I have two pieces of advice. Both of which I wish I had taken to heart earlier in my career. The first is that you are the best person to judge your particular situation and the needs of your students. That means trust what you see in your class, believe what your students tell you, and use that information to improve the learning environment for both you and your students whenever possible. But in order to notice what is going on, I recommend both journaling and video-taping your classes. Watch and think about what happens in your class after you have a little distance from the actual event. The other piece of advice is to do everything you can to invite the world into your class and bring your experiences out of the classroom into the world. What you are experiencing is not new. There are people who can listen and with a timely question or suggested article or story, can help you discover ways to move through any rough spots you might be experiencing. Get on twitter. Attend webinars through iTDi, TESOL Int., and any other organization which offers them. Join your voice to the voice of the ELT community. As educators you are part of a rare breed of professionals, a group of people who are striving to help each other succeed in a way other professionals can hardly imagine.
Any blog or online link you’d like to recommend?
Well, there is my own blog, The Other Things Matter: http://theotherthingsmatter.blogspot.jp/ in which I do a bit of reflective blogging on my own classes as well as how I think ELT theory can and does influence my own teaching style.
I also think that Barbara Sakamoto’s teaching Village (http://www.teachingvillage.org/) is a must stop for any teacher. There’s an amazing range of teachers’ voices and they write eloquently on the what and how of their classrooms.
There are a number of blogs I read regularly, but I would like to just highlight two more if I could.

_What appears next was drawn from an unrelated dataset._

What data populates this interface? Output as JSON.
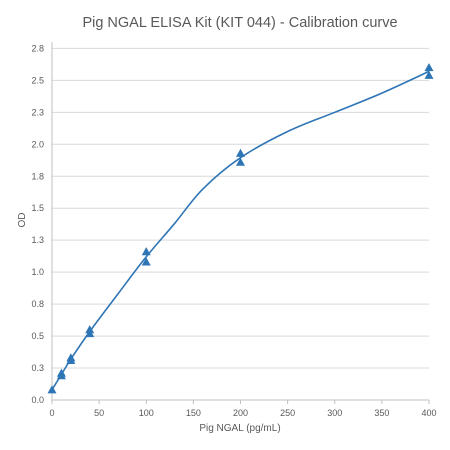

Josette LeBlanc’s blog and how it treats issues of empathy and the role of reflective practices in teaching is really a must read for anyone, not only as an example of how RP works, but as a reminder that all of us need to be kind to ourselves and accept our own experiences for the treasures they are. And then there is Scott Thornbury’s An A-Z of ELT (http://scottthornbury.wordpress.com/) I can’t say how many times I’ve been flummoxed by a certain term or idea floating around in the ELT world, only to have it take a nice crystallized shape after reading one of Scott’s blog posts.
What’s your favorite quotation about being a teacher or about education in general?
It is our job to help students realize how much they already know about language. — John Fanselow
I think this quote really captures what it means to help meet a student where they are and together explore what the next step in learning will be about. All of our students are already, in some sense, linguistic geniuses. They can use language to express how they feel, get what they need, console a friend, and celebrate life. As a fellow member of a learning community, my job starts by recognizing and respecting what the student knows and finding a way to take the next step together.